Au fil des années, son parcours d’acteur s’enrichit de projets qui traversent les registres et les formats : cinéma indépendant, séries, films présentés dans des festivals internationaux. Cette diversité n’est pas opportuniste. Elle dessine une cartographie de la patience. Amr Abed ne court pas après la reconnaissance immédiate ; il s’inscrit dans le temps long, là où le métier se construit par accumulation d’expériences et par une conscience aiguë des limites du rôle. Cette discipline silencieuse prépare déjà le passage vers un autre espace : celui de l’écriture et de la mise en scène.

Le basculement n’est ni brusque ni spectaculaire. Il se fait par nécessité intérieure. The Ditch marque ce moment charnière où l’acteur devient auteur. Court métrage tendu, épuré, situé aux marges de la ville, le film met en scène une confrontation qui dépasse le simple conflit narratif. Deux hommes, un lieu périphérique, une situation de rupture : tout concourt à révéler la part obscure des relations humaines. Ici, la mise en scène refuse l’explication. Elle observe. Elle laisse le silence travailler. Cette économie de moyens n’est pas une contrainte ; elle est un choix éthique. Le film circule dans de nombreux festivals internationaux, reçoit des distinctions et s’impose comme un geste fondateur : Amr Abed n’écrit pas pour illustrer une idée, mais pour éprouver une tension morale.

Cette exigence se prolonge et s’approfondit avec Second Row. Présenté dans le cadre du Festival international du film du Caire, le film confirme l’émergence d’une voix. Le récit, ancré dans le tumulte du Caire contemporain, suit un couple confronté à une décision simple en apparence : vendre une voiture avant un départ. Mais derrière ce geste banal se cache une question autrement plus lourde : partir ou rester. Le film ne tranche pas. Il installe le spectateur dans l’inconfort du choix. Le Caire n’est pas un décor ; il est un organisme vivant, oppressant, aimant et cruel à la fois. La ville devient un partenaire dramatique, une force qui façonne les consciences.

Ce qui frappe dans Second Row, c’est la cohérence entre le sujet et la forme. La caméra ne surplombe jamais ses personnages. Elle se tient à hauteur d’homme, attentive aux gestes, aux hésitations, aux regards qui se détournent. Amr Abed filme l’attente, l’entre-deux, ces instants où la décision n’est pas encore prise. Là encore, le refus du spectaculaire est central. Le film avance par frictions discrètes, par accumulations de micro-choix qui finissent par dessiner un paysage moral.

Cette maturité ne doit rien au hasard. Elle s’enracine dans une formation exigeante, notamment au sein de l’ESCAC en Espagne, où Amr Abed approfondit les fondements de l’écriture et de la mise en scène.
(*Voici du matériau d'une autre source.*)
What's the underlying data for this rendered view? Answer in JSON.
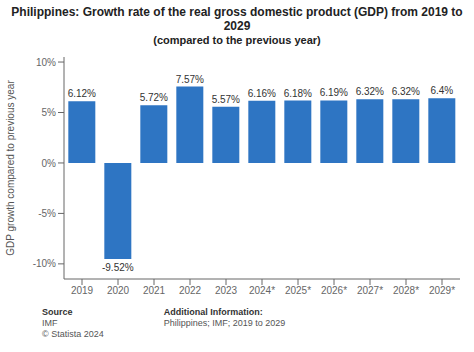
{
  "chart_data": {
    "type": "bar",
    "title": "Philippines: Growth rate of the real gross domestic product (GDP) from 2019 to 2029",
    "subtitle": "(compared to the previous year)",
    "categories": [
      "2019",
      "2020",
      "2021",
      "2022",
      "2023",
      "2024*",
      "2025*",
      "2026*",
      "2027*",
      "2028*",
      "2029*"
    ],
    "values": [
      6.12,
      -9.52,
      5.72,
      7.57,
      5.57,
      6.16,
      6.18,
      6.19,
      6.32,
      6.32,
      6.4
    ],
    "value_labels": [
      "6.12%",
      "-9.52%",
      "5.72%",
      "7.57%",
      "5.57%",
      "6.16%",
      "6.18%",
      "6.19%",
      "6.32%",
      "6.32%",
      "6.4%"
    ],
    "data_labels": true,
    "color": "#2e75c3",
    "ylabel": "GDP growth compared to previous year",
    "ylim": [
      -11.5,
      10.5
    ],
    "yticks": [
      {
        "value": -10,
        "label": "-10%"
      },
      {
        "value": -5,
        "label": "-5%"
      },
      {
        "value": 0,
        "label": "0%"
      },
      {
        "value": 5,
        "label": "5%"
      },
      {
        "value": 10,
        "label": "10%"
      }
    ],
    "grid": false,
    "annotations": [
      [
        "Source",
        "IMF",
        "© Statista 2024"
      ],
      [
        "Additional Information:",
        "Philippines; IMF; 2019 to 2029"
      ]
    ]
  }
}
Mais plus encore que l’apprentissage technique, c’est une conception du cinéma qui se précise : filmer, c’est organiser une responsabilité. Chaque plan engage une position. Chaque silence est un acte. Cette conscience irrigue l’ensemble de son travail, qu’il soit devant ou derrière la caméra.
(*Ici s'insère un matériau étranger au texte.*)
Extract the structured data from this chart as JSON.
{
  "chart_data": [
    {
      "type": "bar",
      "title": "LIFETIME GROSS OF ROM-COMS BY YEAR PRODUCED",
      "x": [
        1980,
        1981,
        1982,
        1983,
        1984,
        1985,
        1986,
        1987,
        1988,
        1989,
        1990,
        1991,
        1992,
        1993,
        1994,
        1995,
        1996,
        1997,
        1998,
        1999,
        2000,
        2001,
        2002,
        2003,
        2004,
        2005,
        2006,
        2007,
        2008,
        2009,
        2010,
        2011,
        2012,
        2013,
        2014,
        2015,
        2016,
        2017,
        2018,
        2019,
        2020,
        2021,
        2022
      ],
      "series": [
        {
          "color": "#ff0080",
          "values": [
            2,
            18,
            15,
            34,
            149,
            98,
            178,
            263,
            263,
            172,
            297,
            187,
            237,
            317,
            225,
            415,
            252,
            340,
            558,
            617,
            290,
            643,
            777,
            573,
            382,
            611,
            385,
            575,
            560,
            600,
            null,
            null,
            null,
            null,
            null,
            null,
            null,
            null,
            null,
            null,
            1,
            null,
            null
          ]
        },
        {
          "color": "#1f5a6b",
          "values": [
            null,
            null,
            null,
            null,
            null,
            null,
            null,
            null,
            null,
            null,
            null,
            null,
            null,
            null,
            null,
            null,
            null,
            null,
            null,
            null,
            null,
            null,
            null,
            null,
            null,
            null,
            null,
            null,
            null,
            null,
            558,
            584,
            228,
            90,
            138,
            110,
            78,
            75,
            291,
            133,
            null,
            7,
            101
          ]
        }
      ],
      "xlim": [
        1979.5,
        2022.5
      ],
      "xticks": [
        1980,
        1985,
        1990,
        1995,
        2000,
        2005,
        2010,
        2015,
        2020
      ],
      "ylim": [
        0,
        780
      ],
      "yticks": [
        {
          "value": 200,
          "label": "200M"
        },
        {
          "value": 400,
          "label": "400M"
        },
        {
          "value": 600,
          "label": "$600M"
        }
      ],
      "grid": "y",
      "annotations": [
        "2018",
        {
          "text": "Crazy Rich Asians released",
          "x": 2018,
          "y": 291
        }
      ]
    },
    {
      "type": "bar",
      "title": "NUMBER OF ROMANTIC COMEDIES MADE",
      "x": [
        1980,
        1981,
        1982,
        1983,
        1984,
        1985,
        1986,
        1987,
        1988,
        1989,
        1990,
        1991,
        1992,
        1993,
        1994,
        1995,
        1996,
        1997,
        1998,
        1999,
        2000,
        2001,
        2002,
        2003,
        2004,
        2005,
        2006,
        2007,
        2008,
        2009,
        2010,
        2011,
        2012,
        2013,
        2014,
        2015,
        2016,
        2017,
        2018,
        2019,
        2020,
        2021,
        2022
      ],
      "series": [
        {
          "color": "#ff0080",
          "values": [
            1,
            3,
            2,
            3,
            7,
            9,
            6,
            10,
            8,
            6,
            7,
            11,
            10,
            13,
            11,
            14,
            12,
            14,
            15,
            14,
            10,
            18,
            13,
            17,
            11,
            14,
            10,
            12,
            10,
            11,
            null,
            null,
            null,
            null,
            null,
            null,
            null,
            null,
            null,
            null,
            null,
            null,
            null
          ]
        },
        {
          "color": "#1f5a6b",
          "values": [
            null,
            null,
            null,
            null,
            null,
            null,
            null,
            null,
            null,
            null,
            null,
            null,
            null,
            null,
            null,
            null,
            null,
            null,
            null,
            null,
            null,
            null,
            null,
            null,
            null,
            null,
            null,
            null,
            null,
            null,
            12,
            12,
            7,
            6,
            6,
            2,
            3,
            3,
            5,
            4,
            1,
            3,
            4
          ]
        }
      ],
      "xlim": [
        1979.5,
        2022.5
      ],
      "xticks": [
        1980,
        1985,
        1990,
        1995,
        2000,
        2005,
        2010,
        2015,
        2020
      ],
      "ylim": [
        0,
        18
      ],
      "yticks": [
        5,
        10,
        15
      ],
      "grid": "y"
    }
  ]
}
Ce qui distingue aujourd’hui Amr Abed dans le paysage cinématographique, c’est précisément cette articulation rare entre pratique et pensée. Il ne sépare pas le métier de la réflexion. L’acteur nourrit le réalisateur, le réalisateur relit l’acteur. Cette circulation interne produit une œuvre qui refuse les raccourcis et les assignations. Ni cinéma de thèse, ni produit formaté, son travail se tient dans une zone fragile : celle où la fiction devient un outil d’examen du réel.
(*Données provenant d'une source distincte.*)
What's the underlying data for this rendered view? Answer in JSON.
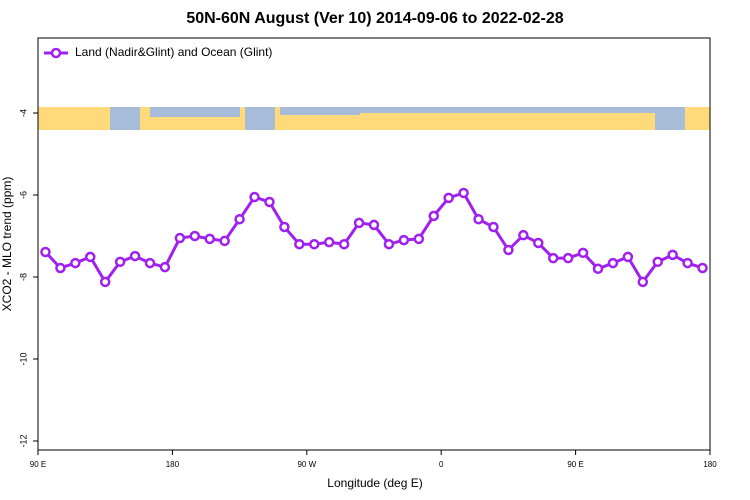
{
  "chart_data": {
    "type": "line",
    "title": "50N-60N August (Ver 10)   2014-09-06 to 2022-02-28",
    "x_label": "Longitude (deg E)",
    "y_label": "XCO2 - MLO trend (ppm)",
    "x": [
      95,
      105,
      115,
      125,
      135,
      145,
      155,
      165,
      175,
      185,
      195,
      205,
      215,
      225,
      235,
      245,
      255,
      265,
      275,
      285,
      295,
      305,
      315,
      325,
      335,
      345,
      355,
      365,
      375,
      385,
      395,
      405,
      415,
      425,
      435,
      445,
      455,
      465,
      475,
      485,
      495,
      505,
      515,
      525,
      535
    ],
    "series": [
      {
        "name": "Land (Nadir&Glint) and Ocean (Glint)",
        "color": "#a020f0",
        "values": [
          -7.39,
          -7.78,
          -7.66,
          -7.51,
          -8.12,
          -7.63,
          -7.49,
          -7.66,
          -7.76,
          -7.05,
          -7.0,
          -7.07,
          -7.12,
          -6.59,
          -6.05,
          -6.17,
          -6.78,
          -7.2,
          -7.2,
          -7.15,
          -7.2,
          -6.68,
          -6.73,
          -7.2,
          -7.1,
          -7.07,
          -6.51,
          -6.07,
          -5.95,
          -6.59,
          -6.78,
          -7.34,
          -6.98,
          -7.17,
          -7.54,
          -7.54,
          -7.41,
          -7.8,
          -7.66,
          -7.51,
          -8.12,
          -7.63,
          -7.46,
          -7.66,
          -7.78
        ]
      }
    ],
    "xlim": [
      90,
      540
    ],
    "xticks": [
      {
        "value": 90,
        "label": "90 E"
      },
      180,
      {
        "value": 270,
        "label": "90 W"
      },
      {
        "value": 360,
        "label": "0"
      },
      {
        "value": 450,
        "label": "90 E"
      },
      {
        "value": 540,
        "label": "180"
      }
    ],
    "ylim": [
      -12.22,
      -2.17
    ],
    "yticks": [
      -4,
      -6,
      -8,
      -10,
      -12
    ],
    "legend": "top-left"
  }
}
À l’heure où de nombreuses trajectoires se construisent dans l’urgence de la visibilité, Amr Abed fait le choix inverse. Il privilégie la densité à la vitesse, la cohérence à l’éclat. Ses films interrogent la place de l’individu dans un espace saturé, la possibilité du choix dans un monde contraint, et la valeur du silence face au bruit ambiant. En cela, son parcours dépasse la simple réussite professionnelle : il dessine une éthique.

Ce portrait n’est pas celui d’un artiste arrivé, mais d’un créateur en mouvement. Un cinéaste pour qui chaque œuvre est une étape, non une fin. En assumant le passage de la présence à la responsabilité, Amr Abed inscrit son travail dans une temporalité longue, celle où le cinéma redevient ce qu’il n’aurait jamais dû cesser d’être : un lieu de conscience.